| By Lincoln Spector On most PCs, the Windows notification area, originally meant for small apps you always want running, is choked with all sorts of programs that shouldn’t be there. Putting some order back into the notification area will remove app clutter, plus it might help your PC boot faster and possibly fix those previously unexplainable system problems. |
A special place for a special type of app
Everybody wants to be in your PC’s notification area, the area on the right-hand section of your taskbar that Microsoft used to call the system tray or systray. When you booted your new PC for the first time, an array of tiny icons probably decorated your notification area like medals on the chest of a tinhorn dictator. Half the programs you’ve installed since then have probably put their own icons there.
(If you’re not sure what one of these icons is, point to it with the mouse until its name pops up.

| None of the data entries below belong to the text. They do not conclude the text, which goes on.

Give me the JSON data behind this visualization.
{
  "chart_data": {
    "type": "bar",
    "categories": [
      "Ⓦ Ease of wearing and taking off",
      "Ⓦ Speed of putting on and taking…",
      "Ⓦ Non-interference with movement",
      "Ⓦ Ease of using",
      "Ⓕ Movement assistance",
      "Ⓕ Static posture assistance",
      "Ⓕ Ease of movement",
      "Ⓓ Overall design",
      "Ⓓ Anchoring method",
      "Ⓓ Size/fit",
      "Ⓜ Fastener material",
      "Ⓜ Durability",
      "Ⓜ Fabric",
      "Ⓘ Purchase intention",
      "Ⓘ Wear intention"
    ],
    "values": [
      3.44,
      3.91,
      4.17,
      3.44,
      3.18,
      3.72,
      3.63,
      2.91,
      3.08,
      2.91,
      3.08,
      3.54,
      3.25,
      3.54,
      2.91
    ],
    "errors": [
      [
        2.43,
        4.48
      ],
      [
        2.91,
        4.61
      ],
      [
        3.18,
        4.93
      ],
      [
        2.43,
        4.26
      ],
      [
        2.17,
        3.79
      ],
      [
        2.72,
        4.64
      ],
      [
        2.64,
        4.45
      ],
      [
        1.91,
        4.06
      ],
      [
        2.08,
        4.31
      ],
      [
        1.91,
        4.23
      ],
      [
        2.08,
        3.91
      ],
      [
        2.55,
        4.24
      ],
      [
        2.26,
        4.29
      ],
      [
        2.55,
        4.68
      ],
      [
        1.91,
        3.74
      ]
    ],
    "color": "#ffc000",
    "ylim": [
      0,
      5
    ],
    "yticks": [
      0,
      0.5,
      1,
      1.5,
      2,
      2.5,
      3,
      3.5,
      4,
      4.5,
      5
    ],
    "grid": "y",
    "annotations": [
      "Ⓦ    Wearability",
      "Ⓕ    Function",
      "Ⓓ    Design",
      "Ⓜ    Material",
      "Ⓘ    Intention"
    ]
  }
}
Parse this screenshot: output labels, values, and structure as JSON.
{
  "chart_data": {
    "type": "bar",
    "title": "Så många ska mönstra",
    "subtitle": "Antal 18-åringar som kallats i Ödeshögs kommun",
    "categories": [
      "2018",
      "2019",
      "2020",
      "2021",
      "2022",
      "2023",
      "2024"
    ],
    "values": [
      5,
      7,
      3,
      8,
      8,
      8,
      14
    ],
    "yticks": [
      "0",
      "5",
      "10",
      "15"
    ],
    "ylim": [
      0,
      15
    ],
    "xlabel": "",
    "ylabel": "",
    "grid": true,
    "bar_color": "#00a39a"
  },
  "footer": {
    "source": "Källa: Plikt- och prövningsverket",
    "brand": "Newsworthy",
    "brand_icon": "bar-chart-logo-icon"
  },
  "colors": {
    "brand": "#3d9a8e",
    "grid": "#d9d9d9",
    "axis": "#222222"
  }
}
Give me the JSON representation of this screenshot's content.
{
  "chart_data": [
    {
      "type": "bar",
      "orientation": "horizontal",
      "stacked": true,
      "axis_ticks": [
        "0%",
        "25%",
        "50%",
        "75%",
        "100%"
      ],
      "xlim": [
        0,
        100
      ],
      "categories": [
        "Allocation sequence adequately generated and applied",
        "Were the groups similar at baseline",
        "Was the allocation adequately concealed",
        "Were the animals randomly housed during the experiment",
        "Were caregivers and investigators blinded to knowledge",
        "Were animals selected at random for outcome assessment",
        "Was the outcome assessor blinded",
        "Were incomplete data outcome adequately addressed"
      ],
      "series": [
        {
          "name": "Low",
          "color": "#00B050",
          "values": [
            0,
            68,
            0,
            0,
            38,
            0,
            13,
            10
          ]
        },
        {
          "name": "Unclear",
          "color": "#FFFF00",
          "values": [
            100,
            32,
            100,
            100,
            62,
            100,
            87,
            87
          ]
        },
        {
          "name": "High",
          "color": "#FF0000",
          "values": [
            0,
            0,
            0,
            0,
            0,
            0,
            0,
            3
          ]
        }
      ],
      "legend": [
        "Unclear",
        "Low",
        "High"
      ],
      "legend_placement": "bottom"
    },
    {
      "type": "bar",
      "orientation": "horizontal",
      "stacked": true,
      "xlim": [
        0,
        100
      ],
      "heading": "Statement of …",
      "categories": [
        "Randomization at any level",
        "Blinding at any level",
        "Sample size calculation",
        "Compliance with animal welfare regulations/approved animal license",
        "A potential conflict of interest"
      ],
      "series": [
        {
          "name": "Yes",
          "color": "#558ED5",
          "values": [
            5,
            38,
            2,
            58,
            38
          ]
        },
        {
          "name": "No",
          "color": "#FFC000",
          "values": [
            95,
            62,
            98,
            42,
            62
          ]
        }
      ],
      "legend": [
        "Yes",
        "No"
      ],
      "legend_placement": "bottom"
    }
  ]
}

You can also right-click most of these icons for a menu of controls and options.)
If these icons were just shortcuts to productivity programs, equivalent to the ones placed on your desktop or in the Quick Launch pad, you could ignore them or delete them. But notification-area icons are different. Each one is a separately running program, loading each time you boot your computer and taking up memory and resources.
And sometimes they conflict with each other. It’s worth your while to get rid of as many of those notification-area programs as possible. (Windows 7 allows you to hide most of them inside a pop-up window, but that’s only a cosmetic fix.)